Baltimore Co. zoning is little changed

October 16, 1992|By Patrick Gilbert | Patrick Gilbert,Staff Writer

Voting on more than 600 zoning petitions last night yielded few significant changes in Baltimore County's comprehensive zoning map.

The session conducted by the County Council was part of the local government's quadrennial review of land use, and the members hardly deviated from earlier recommendations by the Office of Planning and Zoning and the Planning Board.

On a 6-1 vote, the council rejected a request by southwestern county citizens to reduce the zoning on 83 acres owned by the University of Maryland Baltimore County. The Southwest Community Coalition, which filed the zoning petition, opposes UMBC's plans to build a research park on the land.

Councilwoman Berchie Lee Manley, R-1st, who represents the area and agrees with her constituents, cast the lone vote for changing the zoning.

She also cast the only vote in favor of a community request to down-zone more than 200 acres at the state's Spring Grove Hospital Center. Although there is no plan to close the hospital or develop the site, the community wanted more restrictive zoning limiting it to residential usage.

In a closely watched Towson issue, the council voted to rezone the 160-acre Country Club of Maryland on Stevenson Lane to allow a maximum of 560 homes.

Councilman Douglas B. Riley, R-4th, said the owner has agreed to a deed restriction barring development of the property before the year 2001.

Although the club's owners say they have no desire to sell or develop the property, residents in 10 neighboring communities were worried about the current zoning, which allowed for as many as 800 homes there.

The Knollwood Donnybrook Community Association asked that the property be rezoned to limit it any future building to 160 homes, while The Planning Board recommended zoning for 320.

This year's review has been markedly different from that of 1988, when communities and developers clashed repeatedly.

"We took a rather conservative approach in our recommendations on the rezoning requests," said P. David Fields, director of the Office of Planning and Zoning.

Mr.
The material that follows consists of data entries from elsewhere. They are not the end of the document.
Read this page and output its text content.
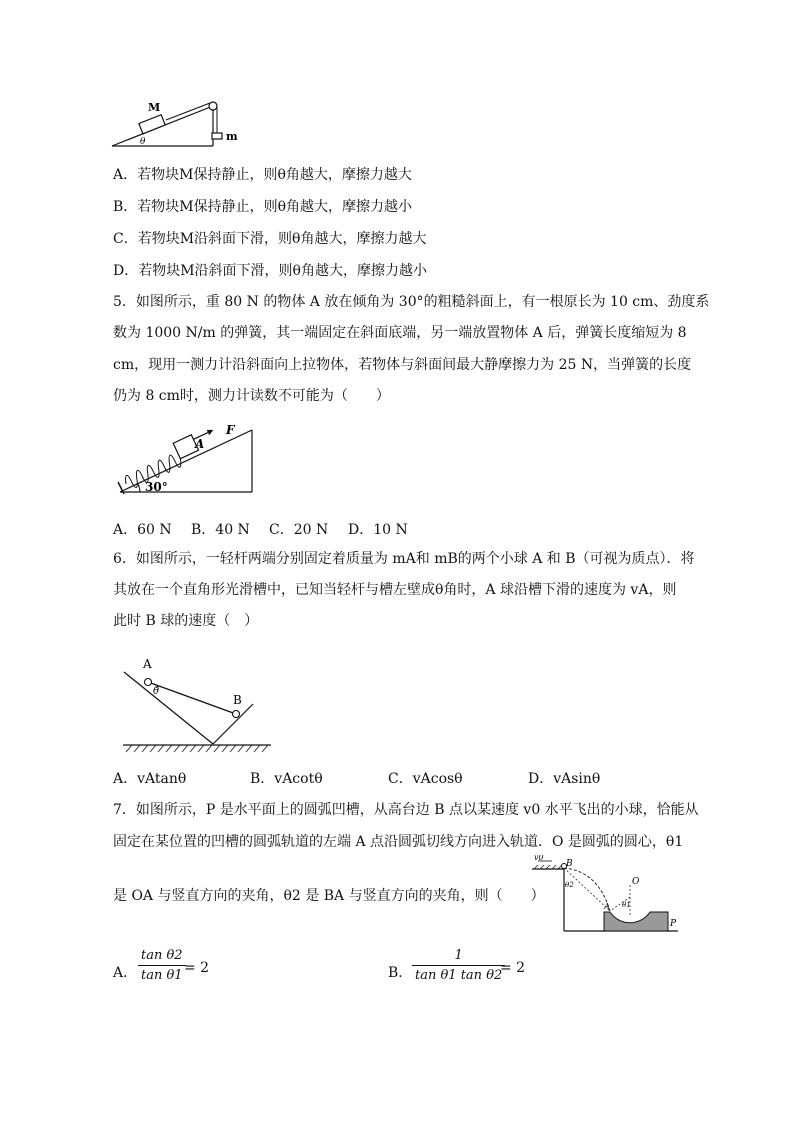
M
m
θ
A．若物块M保持静止，则θ角越大，摩擦力越大
B．若物块M保持静止，则θ角越大，摩擦力越小
C．若物块M沿斜面下滑，则θ角越大，摩擦力越大
D．若物块M沿斜面下滑，则θ角越大，摩擦力越小
5．如图所示，重 80 N 的物体 A 放在倾角为 30°的粗糙斜面上，有一根原长为 10 cm、劲度系
数为 1000 N/m 的弹簧，其一端固定在斜面底端，另一端放置物体 A 后，弹簧长度缩短为 8
cm，现用一测力计沿斜面向上拉物体，若物体与斜面间最大静摩擦力为 25 N，当弹簧的长度
仍为 8 cm时，测力计读数不可能为（　　）
A
F
30°
A．60 N B．40 N C．20 N D．10 N
6．如图所示，一轻杆两端分别固定着质量为 mA和 mB的两个小球 A 和 B（可视为质点）．将
其放在一个直角形光滑槽中，已知当轻杆与槽左壁成θ角时，A 球沿槽下滑的速度为 vA，则
此时 B 球的速度（　）
A
B
θ
A．vAtanθ	B．vAcotθ	C．vAcosθ	D．vAsinθ
7．如图所示，P 是水平面上的圆弧凹槽，从高台边 B 点以某速度 v0 水平飞出的小球，恰能从
固定在某位置的凹槽的圆弧轨道的左端 A 点沿圆弧切线方向进入轨道．O 是圆弧的圆心，θ1
是 OA 与竖直方向的夹角，θ2 是 BA 与竖直方向的夹角，则（　　）
v0
B
θ2	O
A θ1
P
A．
tan θ2
tan θ1 = 2	B．
1
tan θ1 tan θ2
= 2
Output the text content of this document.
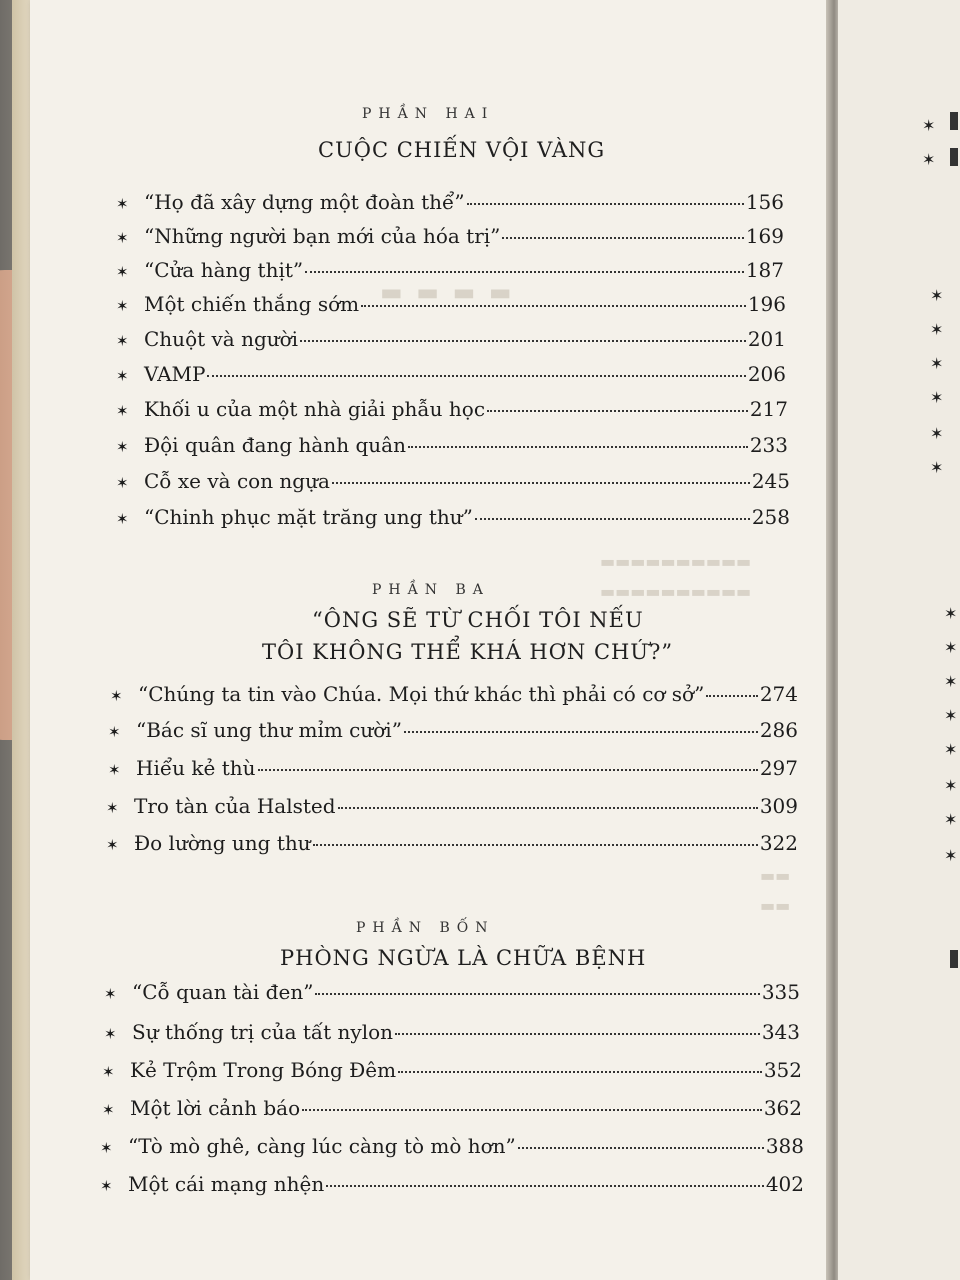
▬ ▬ ▬ ▬
▬▬▬▬▬▬▬▬▬▬
▬▬▬▬▬▬▬▬▬▬
▬▬
▬▬
✶
✶
✶
✶
✶
✶
✶
✶
✶
✶
✶
✶
✶
✶
✶
✶
PHẦN HAI
CUỘC CHIẾN VỘI VÀNG
✶ “Họ đã xây dựng một đoàn thể”	156
✶ “Những người bạn mới của hóa trị”	169
✶ “Cửa hàng thịt”	187
✶ Một chiến thắng sớm	196
✶ Chuột và người	201
✶ VAMP	206
✶ Khối u của một nhà giải phẫu học	217
✶ Đội quân đang hành quân	233
✶ Cỗ xe và con ngựa	245
✶ “Chinh phục mặt trăng ung thư”	258
PHẦN BA
“ÔNG SẼ TỪ CHỐI TÔI NẾU
TÔI KHÔNG THỂ KHÁ HƠN CHỨ?”
✶ “Chúng ta tin vào Chúa. Mọi thứ khác thì phải có cơ sở”	274
✶ “Bác sĩ ung thư mỉm cười”	286
✶ Hiểu kẻ thù	297
✶ Tro tàn của Halsted	309
✶ Đo lường ung thư	322
PHẦN BỐN
PHÒNG NGỪA LÀ CHỮA BỆNH
✶ “Cỗ quan tài đen”	335
✶ Sự thống trị của tất nylon	343
✶ Kẻ Trộm Trong Bóng Đêm	352
✶ Một lời cảnh báo	362
✶ “Tò mò ghê, càng lúc càng tò mò hơn”	388
✶ Một cái mạng nhện	402
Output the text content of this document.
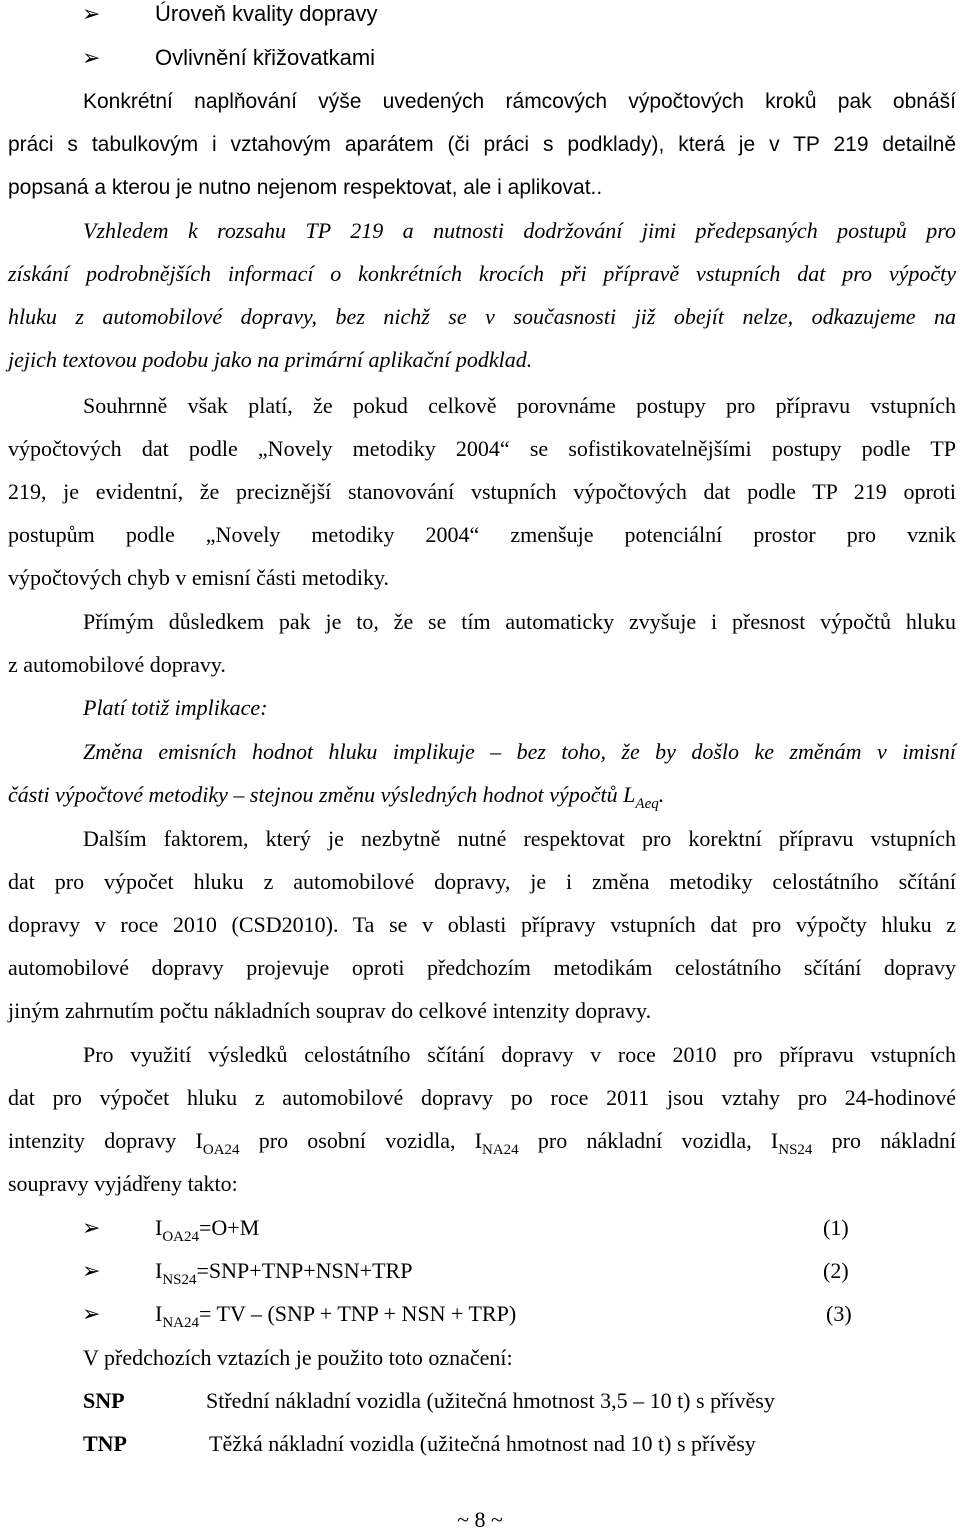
➢ Úroveň kvality dopravy
➢ Ovlivnění křižovatkami
Konkrétní naplňování výše uvedených rámcových výpočtových kroků pak obnáší
práci s tabulkovým i vztahovým aparátem (či práci s podklady), která je v TP 219 detailně
popsaná a kterou je nutno nejenom respektovat, ale i aplikovat..
Vzhledem k rozsahu TP 219 a nutnosti dodržování jimi předepsaných postupů pro
získání podrobnějších informací o konkrétních krocích při přípravě vstupních dat pro výpočty
hluku z automobilové dopravy, bez nichž se v současnosti již obejít nelze, odkazujeme na
jejich textovou podobu jako na primární aplikační podklad.
Souhrnně však platí, že pokud celkově porovnáme postupy pro přípravu vstupních
výpočtových dat podle „Novely metodiky 2004“ se sofistikovatelnějšími postupy podle TP
219, je evidentní, že precizněјší stanovování vstupních výpočtových dat podle TP 219 oproti
postupům podle „Novely metodiky 2004“ zmenšuje potenciální prostor pro vznik
výpočtových chyb v emisní části metodiky.
Přímým důsledkem pak je to, že se tím automaticky zvyšuje i přesnost výpočtů hluku
z automobilové dopravy.
Platí totiž implikace:
Změna emisních hodnot hluku implikuje – bez toho, že by došlo ke změnám v imisní
části výpočtové metodiky – stejnou změnu výsledných hodnot výpočtů $L_{Aeq}$.
Dalším faktorem, který je nezbytně nutné respektovat pro korektní přípravu vstupních
dat pro výpočet hluku z automobilové dopravy, je i změna metodiky celostátního sčítání
dopravy v roce 2010 (CSD2010). Ta se v oblasti přípravy vstupních dat pro výpočty hluku z
automobilové dopravy projevuje oproti předchozím metodikám celostátního sčítání dopravy
jiným zahrnutím počtu nákladních souprav do celkové intenzity dopravy.
Pro využití výsledků celostátního sčítání dopravy v roce 2010 pro přípravu vstupních
dat pro výpočet hluku z automobilové dopravy po roce 2011 jsou vztahy pro 24-hodinové
intenzity dopravy $I_{OA24}$ pro osobní vozidla, $I_{NA24}$ pro nákladní vozidla, $I_{NS24}$ pro nákladní
soupravy vyjádřeny takto:
➢ $I_{OA24}=O+M$	(1)
➢ $I_{NS24}=SNP+TNP+NSN+TRP$	(2)
➢ $I_{NA24}=$ TV – (SNP + TNP + NSN + TRP)	(3)
V předchozích vztazích je použito toto označení:
SNP	Střední nákladní vozidla (užitečná hmotnost 3,5 – 10 t) s přívěsy
TNP	Těžká nákladní vozidla (užitečná hmotnost nad 10 t) s přívěsy
~ 8 ~
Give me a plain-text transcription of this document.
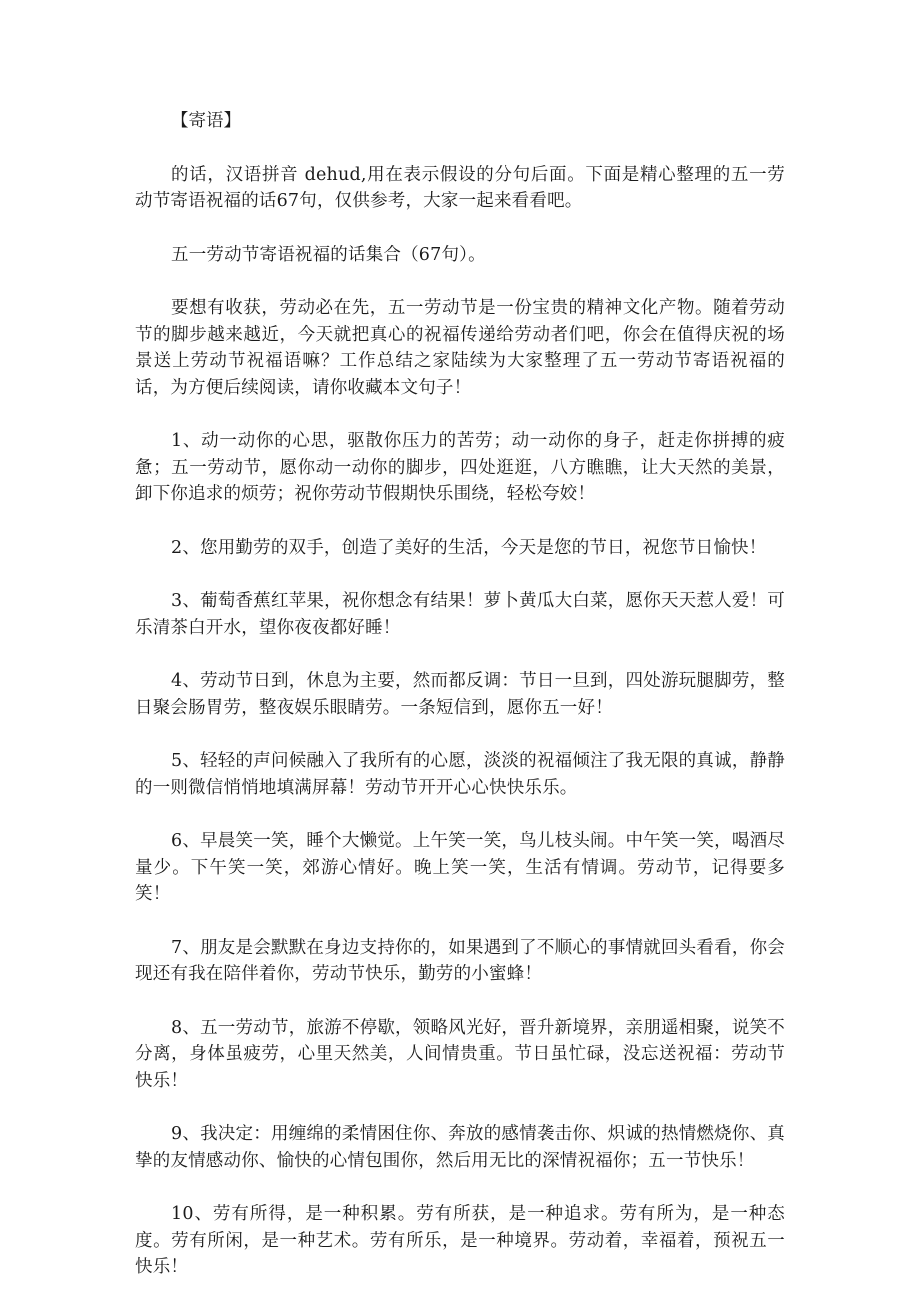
【寄语】

的话，汉语拼音 dehud,用在表示假设的分句后面。下面是精心整理的五一劳动节寄语祝福的话67句，仅供参考，大家一起来看看吧。

五一劳动节寄语祝福的话集合（67句）。

要想有收获，劳动必在先，五一劳动节是一份宝贵的精神文化产物。随着劳动节的脚步越来越近，今天就把真心的祝福传递给劳动者们吧，你会在值得庆祝的场景送上劳动节祝福语嘛？工作总结之家陆续为大家整理了五一劳动节寄语祝福的话，为方便后续阅读，请你收藏本文句子！

1、动一动你的心思，驱散你压力的苦劳；动一动你的身子，赶走你拼搏的疲惫；五一劳动节，愿你动一动你的脚步，四处逛逛，八方瞧瞧，让大天然的美景，卸下你追求的烦劳；祝你劳动节假期快乐围绕，轻松夸姣！

2、您用勤劳的双手，创造了美好的生活，今天是您的节日，祝您节日愉快！

3、葡萄香蕉红苹果，祝你想念有结果！萝卜黄瓜大白菜，愿你天天惹人爱！可乐清茶白开水，望你夜夜都好睡！

4、劳动节日到，休息为主要，然而都反调：节日一旦到，四处游玩腿脚劳，整日聚会肠胃劳，整夜娱乐眼睛劳。一条短信到，愿你五一好！

5、轻轻的声问候融入了我所有的心愿，淡淡的祝福倾注了我无限的真诚，静静的一则微信悄悄地填满屏幕！劳动节开开心心快快乐乐。

6、早晨笑一笑，睡个大懒觉。上午笑一笑，鸟儿枝头闹。中午笑一笑，喝酒尽量少。下午笑一笑，郊游心情好。晚上笑一笑，生活有情调。劳动节，记得要多笑！

7、朋友是会默默在身边支持你的，如果遇到了不顺心的事情就回头看看，你会现还有我在陪伴着你，劳动节快乐，勤劳的小蜜蜂！

8、五一劳动节，旅游不停歇，领略风光好，晋升新境界，亲朋遥相聚，说笑不分离，身体虽疲劳，心里天然美，人间情贵重。节日虽忙碌，没忘送祝福：劳动节快乐！

9、我决定：用缠绵的柔情困住你、奔放的感情袭击你、炽诚的热情燃烧你、真挚的友情感动你、愉快的心情包围你，然后用无比的深情祝福你；五一节快乐！

10、劳有所得，是一种积累。劳有所获，是一种追求。劳有所为，是一种态度。劳有所闲，是一种艺术。劳有所乐，是一种境界。劳动着，幸福着，预祝五一快乐！
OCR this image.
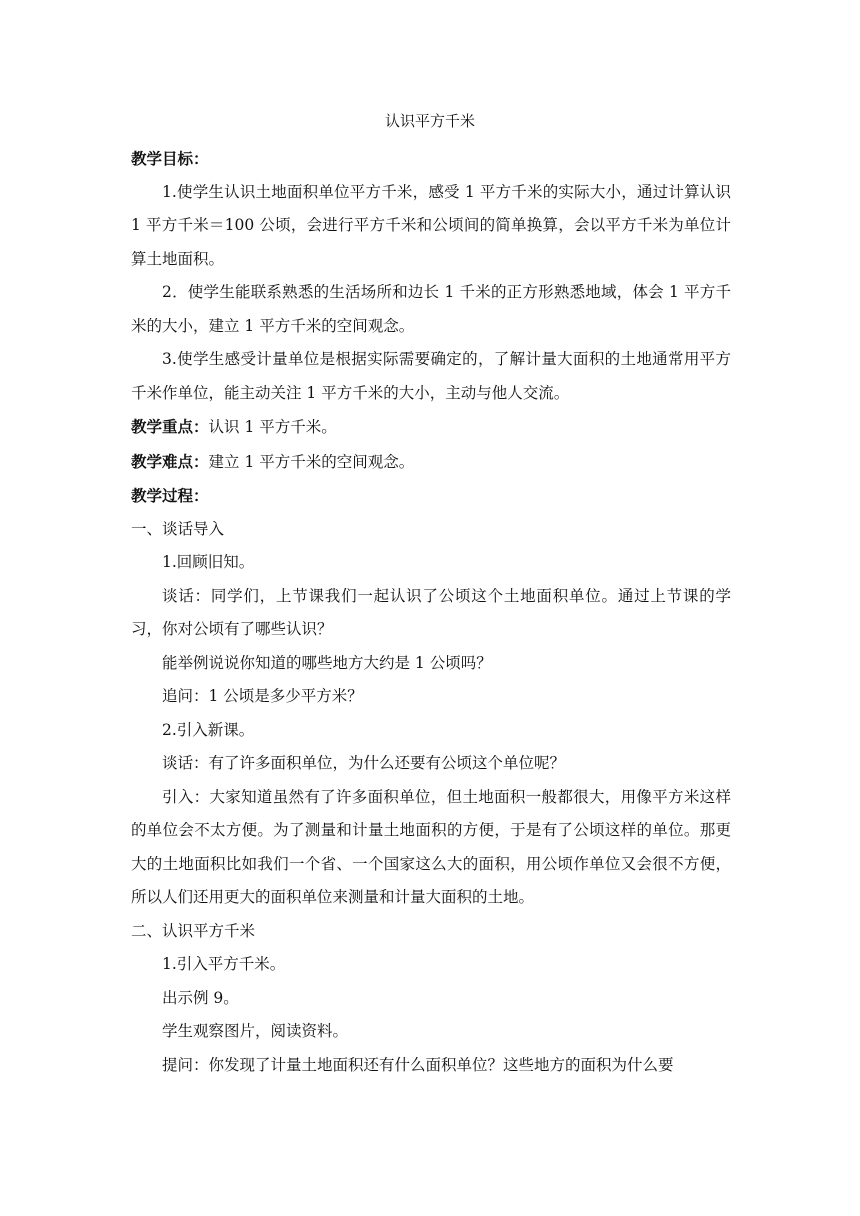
认识平方千米

教学目标：

1.使学生认识土地面积单位平方千米，感受 1 平方千米的实际大小，通过计算认识 1 平方千米＝100 公顷，会进行平方千米和公顷间的简单换算，会以平方千米为单位计算土地面积。

2．使学生能联系熟悉的生活场所和边长 1 千米的正方形熟悉地域，体会 1 平方千米的大小，建立 1 平方千米的空间观念。

3.使学生感受计量单位是根据实际需要确定的，了解计量大面积的土地通常用平方千米作单位，能主动关注 1 平方千米的大小，主动与他人交流。

教学重点：认识 1 平方千米。

教学难点：建立 1 平方千米的空间观念。

教学过程：

一、谈话导入

1.回顾旧知。

谈话：同学们，上节课我们一起认识了公顷这个土地面积单位。通过上节课的学习，你对公顷有了哪些认识？

能举例说说你知道的哪些地方大约是 1 公顷吗？

追问：1 公顷是多少平方米？

2.引入新课。

谈话：有了许多面积单位，为什么还要有公顷这个单位呢？

引入：大家知道虽然有了许多面积单位，但土地面积一般都很大，用像平方米这样的单位会不太方便。为了测量和计量土地面积的方便，于是有了公顷这样的单位。那更大的土地面积比如我们一个省、一个国家这么大的面积，用公顷作单位又会很不方便，所以人们还用更大的面积单位来测量和计量大面积的土地。

二、认识平方千米

1.引入平方千米。

出示例 9。

学生观察图片，阅读资料。

提问：你发现了计量土地面积还有什么面积单位？这些地方的面积为什么要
Fields said his office told people seeking rezoning petitions how the agency would deal with certain issues.

"For example, one of the goals was to protect the older neighborhoods in the county from encroachment from commercial or industrial uses," Mr. Fields said. "Another example was that we were not going to open up the rural areas of the county through rezoning for major development."

The sluggish economy also affected the rezoning cycle, Mr. Fields said. Zoning requests for development were down. And, the county's own financial woes limited the building of public utilities and other services related to residential growth.

"In the late-1970s and early- to mid-1980s there was emphasis on growth and development," said Mr. Fields.

"That came to a head in the comprehensive rezoning cycle of 1988. We no longer can be considered a significant growth county."

Other key rezoning issues included:

* 1st District -- The council approved a request by the Greater Oella Community Association to reduce the number of houses that could be built on 200 acres in the community.

* 2nd District -- The council rejected a request from Baltimore to rezone land around the Cloisters Children's Museum for commercial use. The city wanted to refurbish the mansion housing the museum.

* 3rd District -- The council turned down a proposed 3,000-unit housing development on watershed land at York and Phoenix roads, and denied rezoning of 970 acres of land near the Parkton landfill for a golf course and residential development.

* 4th District -- The council approved rezoning of a 12-acre wooded tract at Loch Raven and Goucher boulevards to make way for a four-story office building. Residents in the Glendale and Glenmont neighborhoods initially opposed the plan, but have since agreed to a compromise to allow three acres to be developed. The remaining acres would remain wooded and be donated to the county.

* 6th and 7th districts -- Efforts to effectively zone the increasingly incompatible mix of industry and homes. Planners suggested reducing housing density on some parcels, restricting manufacturing uses on others and employing a new category -- the service employment zone -- to create a buffer of offices and warehouses.

There were no significant zoning requests or changes in the 5th district, which includes the Perry Hall and White Marsh areas.